Traveling long distances can be exciting, but most people eventually sigh and ask the inevitable: “Are we there yet?” Even the most eager of jet-setters will find traveling tiring at one point or another.
Then there are those who find solace in great adventures—particularly long walks. A number of brave souls have even traversed whole continents on foot. Usually, such travelers will plan their voyages carefully in order to face parts of the world that most of us will never see.
One Canadian man, however, was not much of a planner. His deep desire to visit one particular site fueled a mission that resulted with him disappearing into thin air. But the real story was much more complicated…
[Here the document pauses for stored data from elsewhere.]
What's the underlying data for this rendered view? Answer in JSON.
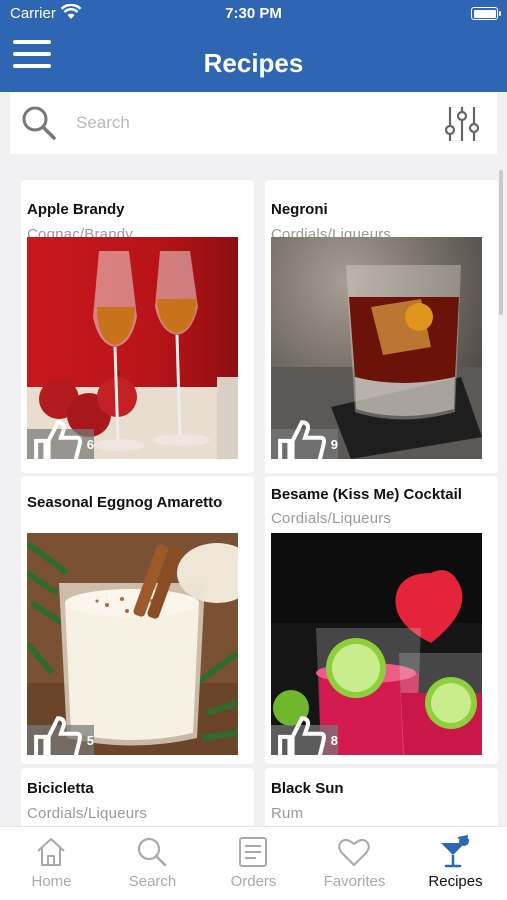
{
  "status": {
    "carrier": "Carrier",
    "time": "7:30 PM"
  },
  "header": {
    "title": "Recipes"
  },
  "search": {
    "placeholder": "Search"
  },
  "recipes": [
    {
      "name": "Apple Brandy",
      "category": "Cognac/Brandy",
      "likes": "6"
    },
    {
      "name": "Negroni",
      "category": "Cordials/Liqueurs",
      "likes": "9"
    },
    {
      "name": "Seasonal Eggnog Amaretto",
      "category": "",
      "likes": "5"
    },
    {
      "name": "Besame (Kiss Me) Cocktail",
      "category": "Cordials/Liqueurs",
      "likes": "8"
    },
    {
      "name": "Bicicletta",
      "category": "Cordials/Liqueurs",
      "likes": ""
    },
    {
      "name": "Black Sun",
      "category": "Rum",
      "likes": ""
    }
  ],
  "tabs": [
    {
      "label": "Home",
      "icon": "home-icon"
    },
    {
      "label": "Search",
      "icon": "search-icon"
    },
    {
      "label": "Orders",
      "icon": "orders-icon"
    },
    {
      "label": "Favorites",
      "icon": "heart-icon"
    },
    {
      "label": "Recipes",
      "icon": "cocktail-icon",
      "active": true
    }
  ],
  "colors": {
    "header": "#2f66b3",
    "active_tab_icon": "#2f66b3",
    "inactive": "#a9a9a9"
  }
}
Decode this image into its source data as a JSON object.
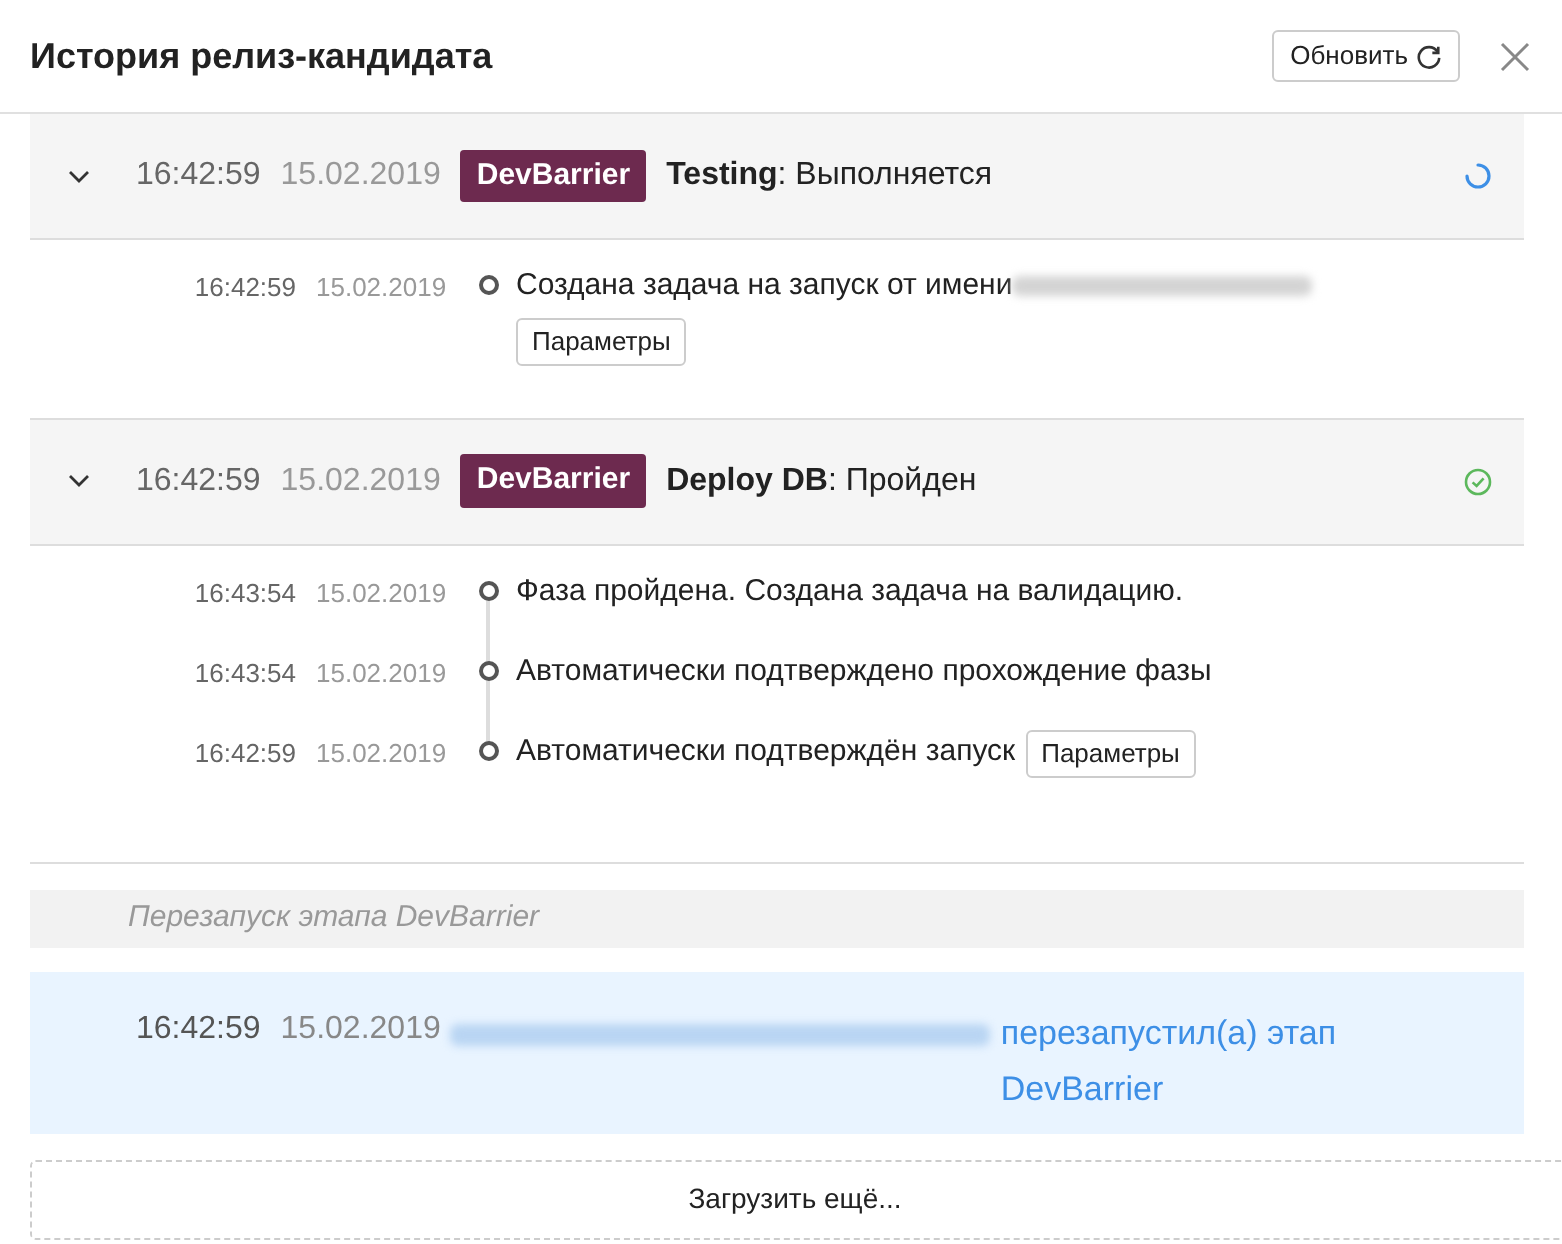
{
  "header": {
    "title": "История релиз-кандидата",
    "refresh_label": "Обновить"
  },
  "stages": [
    {
      "expanded": true,
      "time": "16:42:59",
      "date": "15.02.2019",
      "tag": "DevBarrier",
      "status_line": "**Testing**: Выполняется",
      "kind": "running",
      "events": [
        {
          "time": "16:42:59",
          "date": "15.02.2019",
          "text": "Создана задача на запуск от имени",
          "redacted_name": true,
          "params_button": "Параметры"
        }
      ]
    },
    {
      "expanded": true,
      "time": "16:42:59",
      "date": "15.02.2019",
      "tag": "DevBarrier",
      "status_line": "**Deploy DB**: Пройден",
      "kind": "passed",
      "events": [
        {
          "time": "16:43:54",
          "date": "15.02.2019",
          "text": "Фаза пройдена. Создана задача на валидацию."
        },
        {
          "time": "16:43:54",
          "date": "15.02.2019",
          "text": "Автоматически подтверждено прохождение фазы"
        },
        {
          "time": "16:42:59",
          "date": "15.02.2019",
          "text": "Автоматически подтверждён запуск",
          "params_button": "Параметры"
        }
      ]
    }
  ],
  "restart_note": "Перезапуск этапа DevBarrier",
  "restart_event": {
    "time": "16:42:59",
    "date": "15.02.2019",
    "redacted_user": true,
    "text": "перезапустил(а) этап DevBarrier"
  },
  "load_more": "Загрузить ещё..."
}
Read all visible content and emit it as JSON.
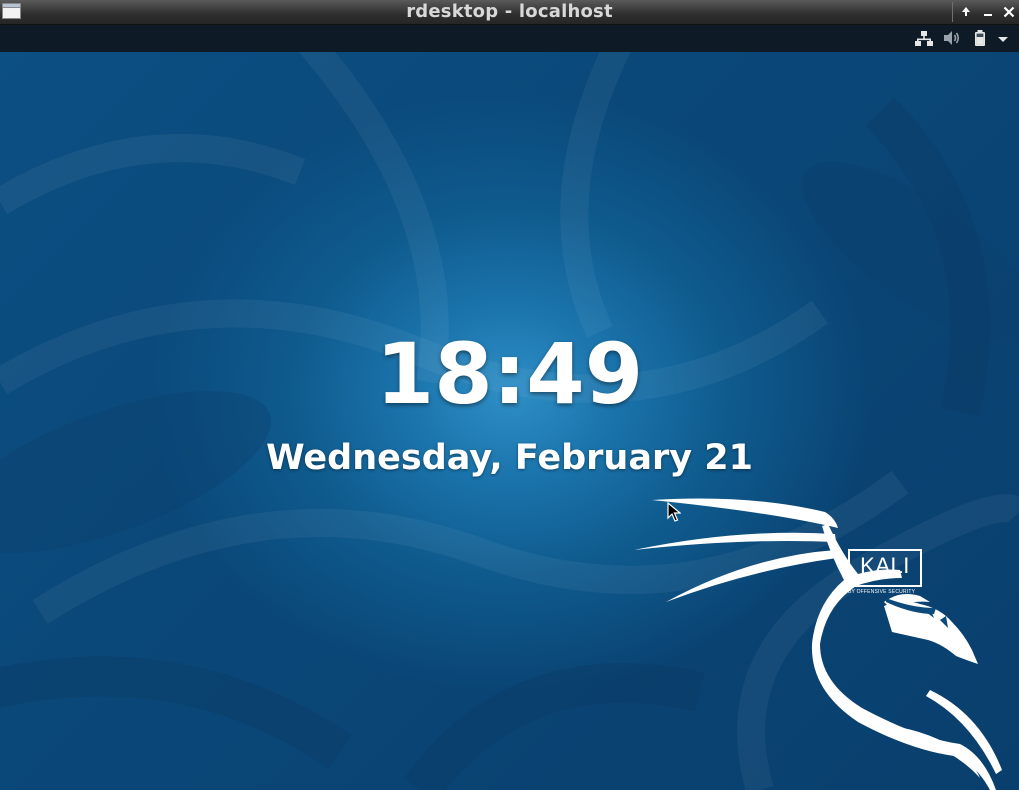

In 2012, a Canadian man and former humanitarian worker named Anton Pilipa left his home with only the clothes on his back. Telling not one soul of his departure, he abandoned his life—not to mention, his identification—behind in search of one thing: the National Library of Buenos Aires in Argentina.
The year before his journey, Anton had been treated for possible schizophrenia. He’d also been charged with assault and weapons offenses, which likely provided the motivation for his fleeing Canada. Strangely enough, he decided to travel by foot, surviving by eating berries, taking clothes from trash cans, and relying on the kindness of strangers. Sadly, when he finally reached the library in Buenos Aires, he was turned away for having no identification.
After being rejected, Anton simply turned on his heels and ventured into Brazil. He trudged through the Amazon rainforest, where he lost all his toenails. A Brazilian police officer discovered him barefoot by the side of a dusty road. The officer then tracked down Anton’s family, who were understandably shocked.
Anton’s brother Stefan was worried he’d died, saying, “That was the only thing I could come up with that explained his absence.” Five years passed between the time of his disappearance and his return. Despite his ongoing struggle with mental illness and feeling overwhelmed to be among people again—as well as having to answer to the charges filed against him—Anton was undeniably happy to see his family.
Anton’s journey, while impressive, is indicative that there remains a lot of work to be done when it comes to treating mental illness. Thankfully he found enough help in the kindness of strangers to get him back on the right path. Hopefully he’ll resolve his issues at home—and be able to revisit the National Library in Buenos Aires under better conditions!